The active noise cancellation in a microphone it works, in general terms, by introducing one or more additional microphones that, when detecting background noise or distant sounds, produce an equal and inverse sound to cancel the first.
This technique is expensive in terms of the materials used and the electronics to carry it out, so introducing a simple Artificial Intelligence algorithm that does all the work is, without a doubt, something very profitable since we are talking about software and not hardware. in the end. Just like we see document understanding AI, this technology has many applications like noise cancellation.
This is how software noise cancellation works
Leaving aside the active noise cancellation by hardware, which to this day is still the most effective, we can also find various systems that use software algorithms to produce the same effect (although as we have already said, they are not as effective) .
Traditional noise removal is done with filters
Most denoising algorithms are subtractive, that is, they identify certain frequencies that have the highest levels of background noise and remove those frequencies from the original signal. The problem with this method is that static filters are used (known as low-pass, high-pass and band-pass), designed with specific parameters that can eliminate sounds that should not be removed, or may not remove. all the background noise.
To give you an idea, in the following image you can see how a Wiener noise reduction algorithm works; in the first graph we have only the voice of the interlocutor, completely clean, while in the second we have the same but with background noise, where it can be clearly seen that the wave is “dirty”. In the third graph, we have the result after applying the filter, which has eliminated the frequencies for which it is programmed.
However, we can see in the graphs on the right that many nuances have been lost with respect to the original clean phrase. Therefore, these types of filters are only effective when the background noise is determined and always the same, but they are tremendously ineffective in situations where the background noise varies and can create unwanted effects like the ones we have reviewed. A while ago.

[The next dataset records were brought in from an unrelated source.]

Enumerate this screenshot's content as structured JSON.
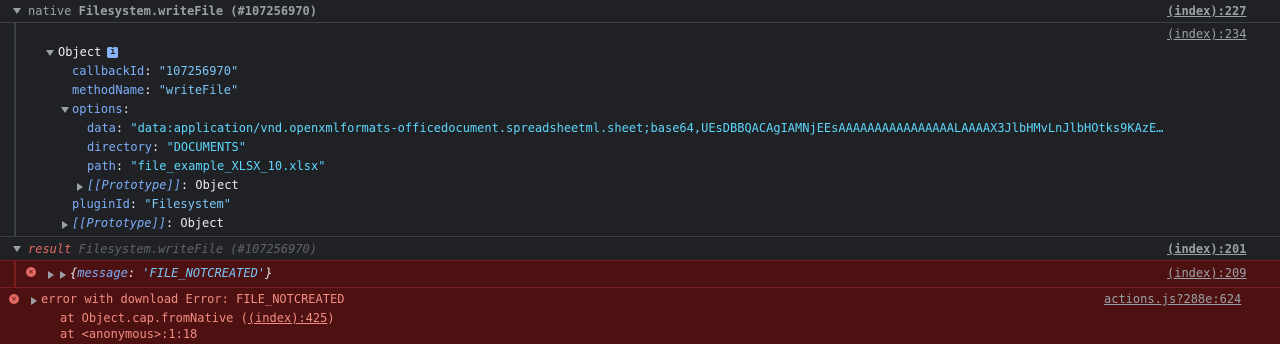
{
  "group_native": {
    "prefix": "native",
    "call": "Filesystem.writeFile (#107256970)",
    "source": "(index):227"
  },
  "object_log": {
    "source": "(index):234",
    "title": "Object",
    "info_badge": "i",
    "props": [
      {
        "key": "callbackId",
        "value": "\"107256970\""
      },
      {
        "key": "methodName",
        "value": "\"writeFile\""
      }
    ],
    "options": {
      "key": "options",
      "data_key": "data",
      "data_value": "\"data:application/vnd.openxmlformats-officedocument.spreadsheetml.sheet;base64,UEsDBBQACAgIAMNjEEsAAAAAAAAAAAAAAAALAAAAX3JlbHMvLnJlbHOtks9KAzE…",
      "directory_key": "directory",
      "directory_value": "\"DOCUMENTS\"",
      "path_key": "path",
      "path_value": "\"file_example_XLSX_10.xlsx\"",
      "proto_key": "[[Prototype]]",
      "proto_value": "Object"
    },
    "plugin_key": "pluginId",
    "plugin_value": "\"Filesystem\"",
    "proto_key": "[[Prototype]]",
    "proto_value": "Object"
  },
  "group_result": {
    "prefix": "result",
    "call": "Filesystem.writeFile (#107256970)",
    "source": "(index):201"
  },
  "result_error": {
    "text_open": "{",
    "key": "message",
    "value": "'FILE_NOTCREATED'",
    "text_close": "}",
    "source": "(index):209"
  },
  "download_error": {
    "message": "error with download Error: FILE_NOTCREATED",
    "stack_line1_prefix": "at Object.cap.fromNative (",
    "stack_line1_link": "(index):425",
    "stack_line1_suffix": ")",
    "stack_line2": "at <anonymous>:1:18",
    "source": "actions.js?288e:624"
  }
}
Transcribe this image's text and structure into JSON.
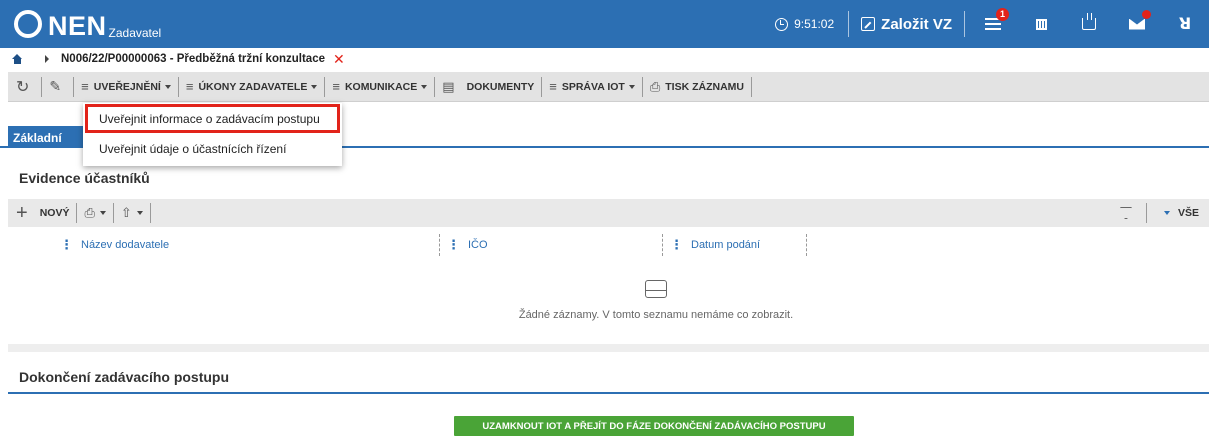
{
  "header": {
    "logo_text": "NEN",
    "logo_sub": "Zadavatel",
    "time": "9:51:02",
    "create_label": "Založit VZ",
    "menu_badge": "1",
    "user_icon_glyph": "ꓤ",
    "brand_color": "#2c6fb3"
  },
  "breadcrumb": {
    "text": "N006/22/P00000063 - Předběžná tržní konzultace",
    "close_glyph": "✕"
  },
  "toolbar": {
    "refresh_glyph": "↻",
    "edit_glyph": "✎",
    "uverejneni": "UVEŘEJNĚNÍ",
    "ukony": "ÚKONY ZADAVATELE",
    "komunikace": "KOMUNIKACE",
    "dokumenty": "DOKUMENTY",
    "sprava_iot": "SPRÁVA IOT",
    "tisk": "TISK ZÁZNAMU",
    "list_glyph": "≡",
    "doc_glyph": "▤",
    "print_glyph": "⎙"
  },
  "dropdown": {
    "items": [
      "Uveřejnit informace o zadávacím postupu",
      "Uveřejnit údaje o účastnících řízení"
    ]
  },
  "tabs": {
    "active": "Základní"
  },
  "participants": {
    "title": "Evidence účastníků",
    "new_label": "NOVÝ",
    "print_glyph": "⎙",
    "export_glyph": "⇧",
    "plus_glyph": "+",
    "filter_all": "VŠE",
    "columns": [
      "Název dodavatele",
      "IČO",
      "Datum podání"
    ],
    "empty_text": "Žádné záznamy. V tomto seznamu nemáme co zobrazit."
  },
  "completion": {
    "title": "Dokončení zadávacího postupu",
    "button": "UZAMKNOUT IOT A PŘEJÍT DO FÁZE DOKONČENÍ ZADÁVACÍHO POSTUPU",
    "button_color": "#4aa437"
  }
}
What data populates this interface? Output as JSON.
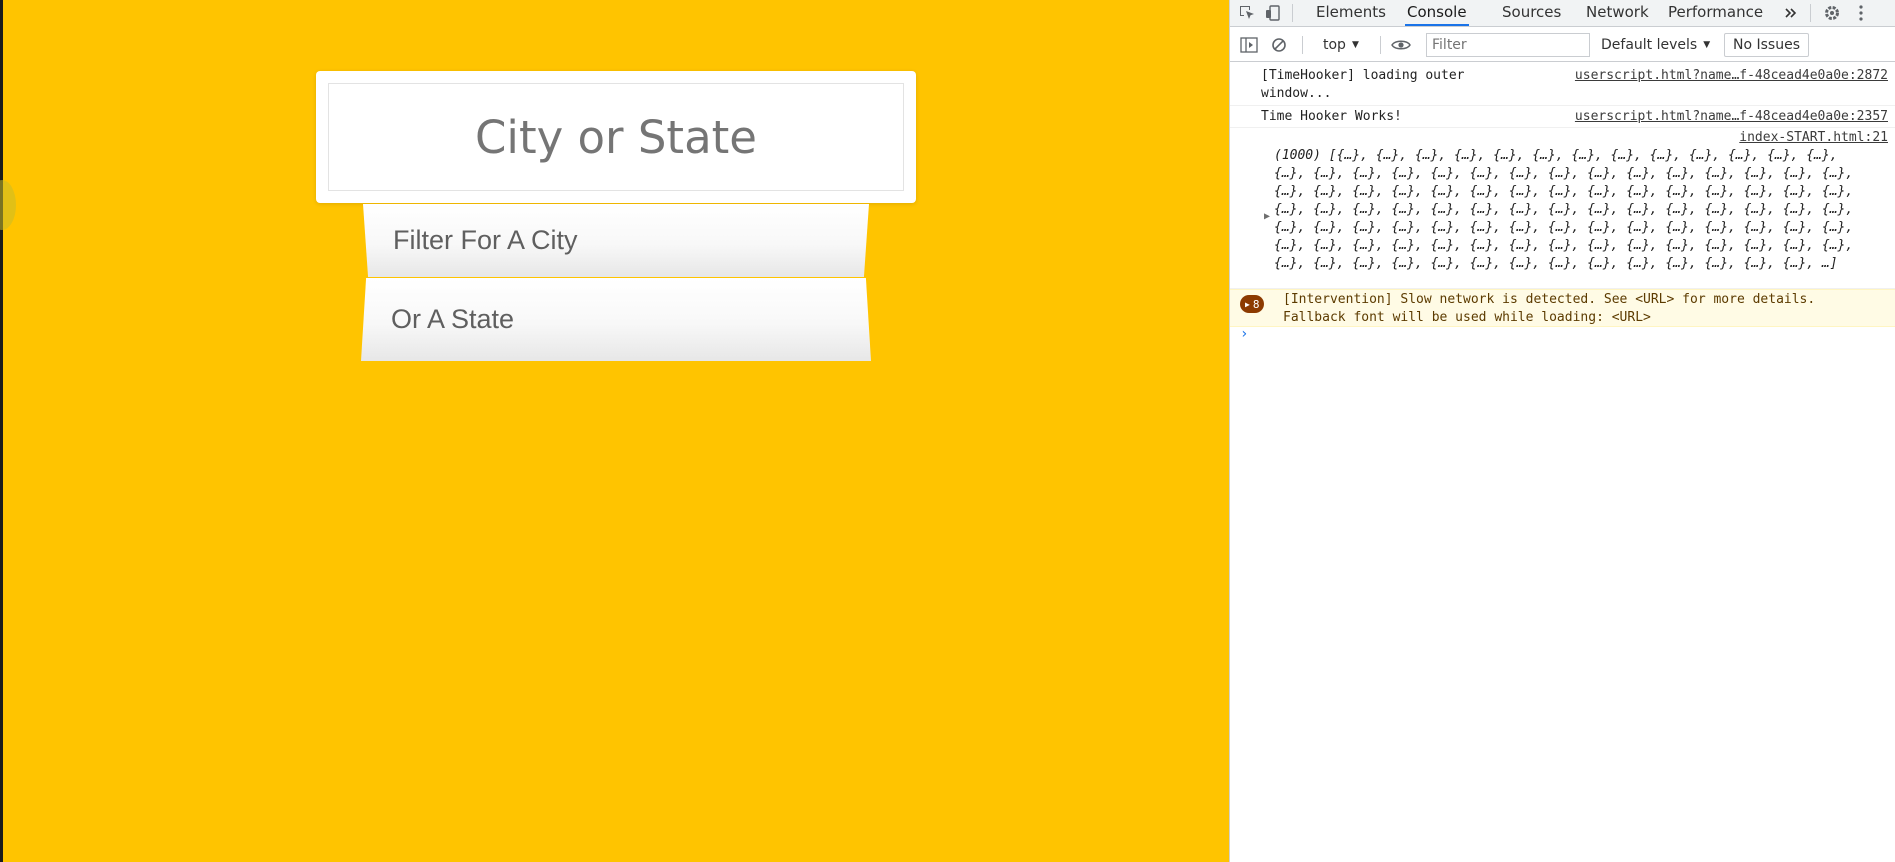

How Artificial Intelligence improves noise cancellation
As you already know, Artificial Intelligence also needs to have a kind of database on which to base itself in order, in this case, to know how to identify what is noise that it must suppress and what is “good” sound that it must let pass. This, as in all AI algorithms, is done by learning (Machine learning), or put another way, AI must have a basis on which to base its decisions.
But before establishing the dataset to base it on, it is important to consider the use case of the model, in this case noise suppression. For example, when training a noise reduction algorithm that would be applied to the microphone signals of a helicopter pilot, it makes more sense to train the neural network with audio samples distorted by variations in the sounds produced by the engine of the helicopter. helicopter. However, for a more generic noise suppression model it makes more sense to train the network with samples of more everyday background sounds, such as background conversations, fan noise, dog barking, traffic noise, music, etc. .
The biggest difference between noise reduction using Artificial Intelligence and noise reduction simply by software is that in the latter, the “model” used are completely static, fixed filters, while using AI these filters are completely modifiable since that’s what the AI is for, to interpret what it has to suppress and what not based on that previous training.
For this reason, noise reduction through Artificial Intelligence such as RTX Voice o The technology that Microsoft is implementing in Teams is much more efficient and effective for everyday use, since it does not make use of fixed filters and that, in reality, they only serve to mitigate one type of background noise.